O caso em questão foi conduzido pelo Demarest, em tese desenvolvida originalmente no WFAA, recentemente incorporado ao escritório, e é o primeiro no Brasil a ser mantido integralmente em segunda instância, em decisão favorável ao contribuinte. A matéria ainda não foi examinada por tribunais superiores, o que reforça a importância desse julgado estadual para orientar condutas e discussões administrativas.
A premissa central da tese é conhecida: no caso “Pátio Savassi” (REsp 1615790/MG, rel. Min. Gurgel de Faria, DJe 09/04/2018), o STJ fixou que, em posição devedora, a liquidação no MCP da CCEE não tem por objeto a energia elétrica enquanto mercadoria, mas a cessão multilateral de direitos contratuais de consumo, intermediada pela Câmara, como mecanismo de equalização entre os volumes contratado e consumido.

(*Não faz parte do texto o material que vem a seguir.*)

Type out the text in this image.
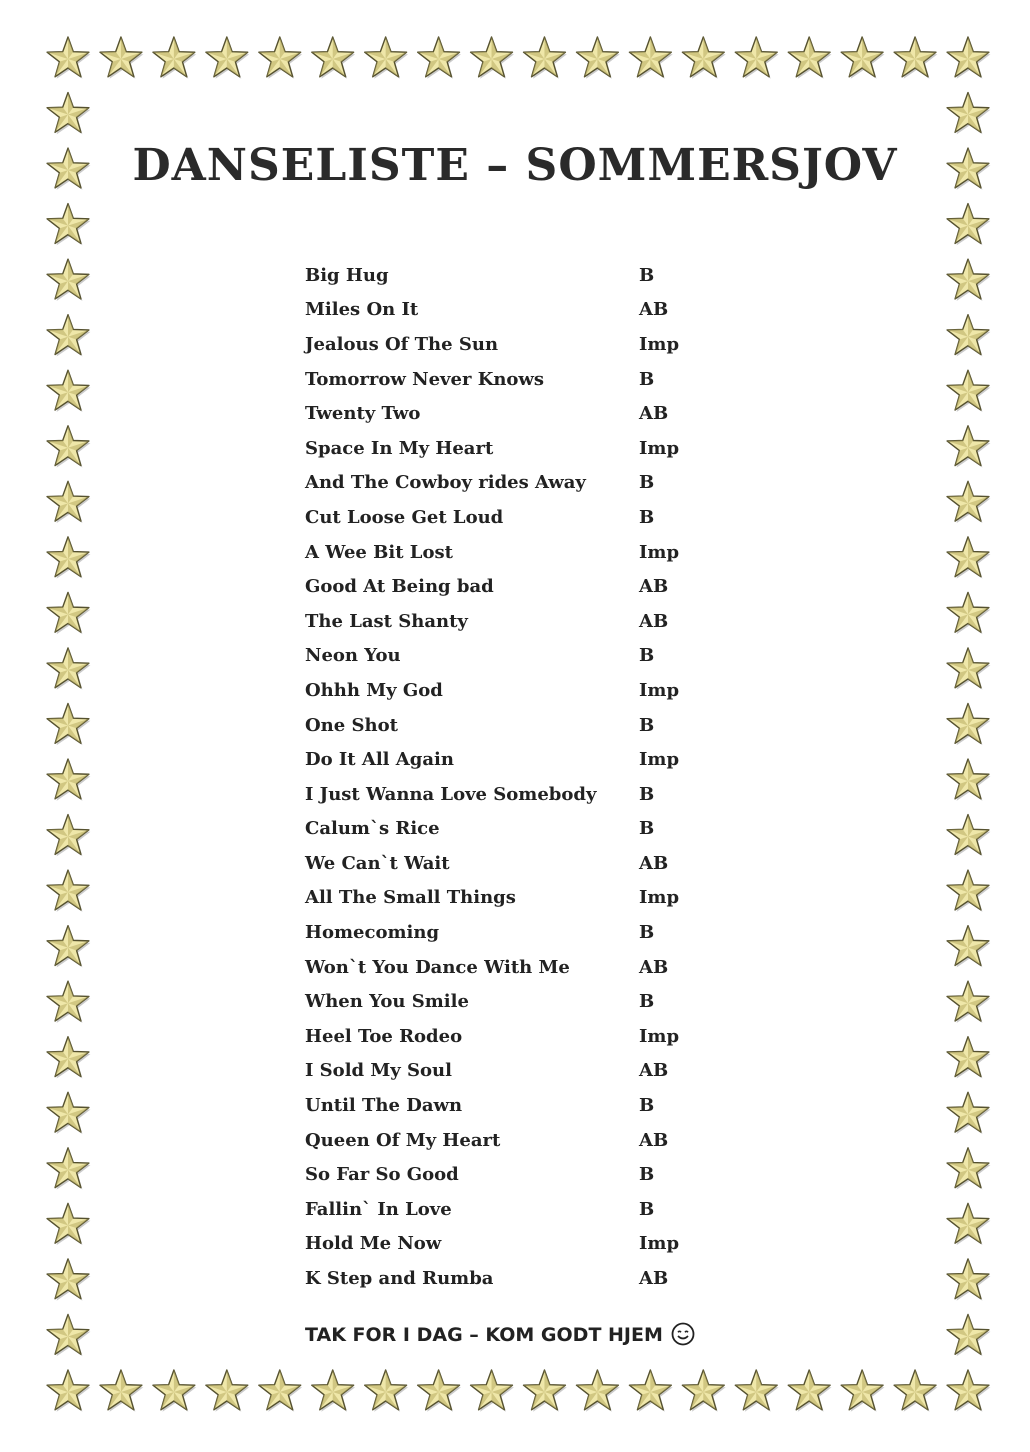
DANSELISTE – SOMMERSJOV
Big Hug	B
Miles On It	AB
Jealous Of The Sun	Imp
Tomorrow Never Knows	B
Twenty Two	AB
Space In My Heart	Imp
And The Cowboy rides Away	B
Cut Loose Get Loud	B
A Wee Bit Lost	Imp
Good At Being bad	AB
The Last Shanty	AB
Neon You	B
Ohhh My God	Imp
One Shot	B
Do It All Again	Imp
I Just Wanna Love Somebody	B
Calum`s Rice	B
We Can`t Wait	AB
All The Small Things	Imp
Homecoming	B
Won`t You Dance With Me	AB
When You Smile	B
Heel Toe Rodeo	Imp
I Sold My Soul	AB
Until The Dawn	B
Queen Of My Heart	AB
So Far So Good	B
Fallin` In Love	B
Hold Me Now	Imp
K Step and Rumba	AB
TAK FOR I DAG – KOM GODT HJEM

Se o objeto da transação é um direito, e não uma mercadoria, a operação não se amolda ao núcleo da competência do ICMS, de modo que, em posição devedora, não haveria hipótese de incidência. Por consequência lógica, a mesma qualificação jurídica deve governar a posição credora. Se ao “comprar” no MCP o agente não adquire mercadoria, mas direitos de consumo, então, ao “vender” excedentes, ele não promove saída de mercadoria, mas aliena direitos, permanecendo fora do campo material do imposto.
É exatamente por isso que a discussão sobre o estorno não pode ser tratada como uma simples “saída isenta” ou “saída não tributada”, no sentido usual do art. 155, § 2º, II, da Constituição: aqui não há operação potencialmente tributável que foi desonerada por opção do legislador; há uma operação que, por natureza, jamais poderia ser alcançada pelo ICMS, porque não envolve circulação jurídica de mercadoria.
Esse enquadramento atrai, por coerência dogmática, as mesmas conclusões construídas pelo STF em situações nas quais existe saída física, mas inexiste a materialidade do imposto e, por isso, não se aplica a regra constitucional de estorno. Na ADC 49, ao reconhecer que a transferência entre estabelecimentos do mesmo titular não configura fato gerador, o debate deslocou-se para a pergunta: o estado pode exigir estorno como se estivesse diante de desoneração infraconstitucional? A resposta do STF foi de que, sem materialidade possível, não há como impor estorno com fundamento em “isenção” ou “não tributação” como categorias constitucionais voltadas a operações que poderiam estar no campo do ICMS, mas foram afastadas por norma de exoneração.
O raciocínio é análogo ao do precedente de saídas de bens em comodato (RE nº 1.141.756, Tema nº 1.052): a saída física sem circulação jurídica não é “operação desonerada” e, por isso, não se impõe o estorno, sob pena de desfigurar a não cumulatividade e, na prática, transformar uma hipótese de não incidência pura em restrição creditória sem base constitucional adequada.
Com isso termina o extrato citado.